DataDog: It's subjective for sure. Science can't even explain how humans pick up certain subtleties of human behavior. Is it a survival instinct?
Sometimes we get a "gut feeling" about someone, or a situation. What's going on? Are we analyzing data on a subconscious level?
It is the right brain functioning that is responsible for detecting these subtleties of behaviour.
The right side of our brain is responsible for pattern recognition. It stores all the information on patterning and while we are looking at a person's face, it is frantically checking expressions against all its stored knowledge of recognizable patterns. When something is 'off' the right side of our brain knows it and sends out a signal to the left side of the brain.
But the problem is that the right side of the brain doesn't have language. It has no words. No way of communicating in the left side rational language system. So it does what it can. It makes our stomachs queasy, it makes our hearts flip. Sublte and sometimes not so subtle body reactions.
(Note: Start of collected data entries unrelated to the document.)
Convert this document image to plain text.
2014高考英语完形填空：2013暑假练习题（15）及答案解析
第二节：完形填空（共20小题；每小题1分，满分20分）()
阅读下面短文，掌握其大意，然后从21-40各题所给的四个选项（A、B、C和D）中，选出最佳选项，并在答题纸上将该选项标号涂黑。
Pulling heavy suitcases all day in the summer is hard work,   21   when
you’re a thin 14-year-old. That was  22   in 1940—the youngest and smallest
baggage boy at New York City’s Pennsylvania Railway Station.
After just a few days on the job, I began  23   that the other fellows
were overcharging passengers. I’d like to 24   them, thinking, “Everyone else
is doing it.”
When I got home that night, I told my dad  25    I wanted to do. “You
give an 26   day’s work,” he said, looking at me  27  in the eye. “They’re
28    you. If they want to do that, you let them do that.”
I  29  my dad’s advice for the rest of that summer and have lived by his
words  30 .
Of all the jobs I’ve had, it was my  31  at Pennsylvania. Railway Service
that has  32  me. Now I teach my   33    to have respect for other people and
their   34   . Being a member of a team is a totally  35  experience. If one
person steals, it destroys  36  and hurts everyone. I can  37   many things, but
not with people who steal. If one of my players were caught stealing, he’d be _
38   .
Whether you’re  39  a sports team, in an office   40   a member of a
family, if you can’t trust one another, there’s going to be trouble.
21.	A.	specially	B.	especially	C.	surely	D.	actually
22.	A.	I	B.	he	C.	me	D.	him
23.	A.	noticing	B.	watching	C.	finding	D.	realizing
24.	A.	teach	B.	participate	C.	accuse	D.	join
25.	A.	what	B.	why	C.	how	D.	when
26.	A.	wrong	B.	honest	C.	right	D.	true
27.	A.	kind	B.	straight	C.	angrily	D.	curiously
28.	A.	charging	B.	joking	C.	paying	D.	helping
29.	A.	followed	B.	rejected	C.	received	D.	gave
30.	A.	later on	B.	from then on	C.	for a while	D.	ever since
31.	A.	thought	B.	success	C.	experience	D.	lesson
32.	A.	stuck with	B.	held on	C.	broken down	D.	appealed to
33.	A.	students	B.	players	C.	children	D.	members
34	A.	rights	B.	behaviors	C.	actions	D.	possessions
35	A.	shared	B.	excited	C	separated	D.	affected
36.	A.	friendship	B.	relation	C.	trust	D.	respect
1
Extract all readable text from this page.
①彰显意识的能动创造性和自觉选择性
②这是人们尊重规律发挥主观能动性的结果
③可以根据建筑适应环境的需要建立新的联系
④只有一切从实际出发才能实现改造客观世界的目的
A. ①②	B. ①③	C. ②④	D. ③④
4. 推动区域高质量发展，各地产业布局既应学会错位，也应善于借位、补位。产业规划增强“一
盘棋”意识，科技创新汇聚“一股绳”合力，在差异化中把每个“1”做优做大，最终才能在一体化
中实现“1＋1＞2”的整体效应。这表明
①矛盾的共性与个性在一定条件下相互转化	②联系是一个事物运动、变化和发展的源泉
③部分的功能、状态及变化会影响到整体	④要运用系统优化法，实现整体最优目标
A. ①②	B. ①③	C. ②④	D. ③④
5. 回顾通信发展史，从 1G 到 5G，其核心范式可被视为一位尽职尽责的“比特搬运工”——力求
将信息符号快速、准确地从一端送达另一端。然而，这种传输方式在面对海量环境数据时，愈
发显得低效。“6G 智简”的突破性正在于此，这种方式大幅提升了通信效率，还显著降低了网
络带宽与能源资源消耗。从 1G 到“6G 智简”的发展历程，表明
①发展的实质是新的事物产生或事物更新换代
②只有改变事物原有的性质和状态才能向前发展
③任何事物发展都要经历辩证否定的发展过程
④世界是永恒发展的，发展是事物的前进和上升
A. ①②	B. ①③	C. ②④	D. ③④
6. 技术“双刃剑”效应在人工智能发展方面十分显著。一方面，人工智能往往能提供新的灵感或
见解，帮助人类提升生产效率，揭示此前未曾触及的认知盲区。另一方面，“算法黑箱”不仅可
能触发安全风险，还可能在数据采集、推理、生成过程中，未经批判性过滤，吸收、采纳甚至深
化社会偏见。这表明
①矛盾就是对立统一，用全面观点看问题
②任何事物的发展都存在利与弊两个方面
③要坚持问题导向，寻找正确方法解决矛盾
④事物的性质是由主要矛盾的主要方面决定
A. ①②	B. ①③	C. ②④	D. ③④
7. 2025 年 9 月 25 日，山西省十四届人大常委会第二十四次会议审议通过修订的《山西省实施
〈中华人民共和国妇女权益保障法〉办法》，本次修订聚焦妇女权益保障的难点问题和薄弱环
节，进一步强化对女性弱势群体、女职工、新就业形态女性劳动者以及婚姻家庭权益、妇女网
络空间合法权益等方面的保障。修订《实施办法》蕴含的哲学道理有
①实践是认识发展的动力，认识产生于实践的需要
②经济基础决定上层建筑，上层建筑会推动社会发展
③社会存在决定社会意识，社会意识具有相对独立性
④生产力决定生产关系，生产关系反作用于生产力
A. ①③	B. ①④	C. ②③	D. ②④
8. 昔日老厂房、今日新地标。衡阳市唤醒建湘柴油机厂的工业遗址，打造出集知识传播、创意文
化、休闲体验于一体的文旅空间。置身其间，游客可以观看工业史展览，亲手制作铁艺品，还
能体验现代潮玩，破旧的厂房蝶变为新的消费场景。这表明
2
Those are those 'intuitions', the feelings that we have and so often ignore, choosing decisons based on our preferred 'rational' side of the logical left brain.
People with well-connected corpus callusum and balanced brain fuctioning are usually better at reading and interpreting those right brain pattern recognition signals that are always operating below the consciousness.
Yes, we are analyzing data at a subconscious level. All the time. With the right side of our brains.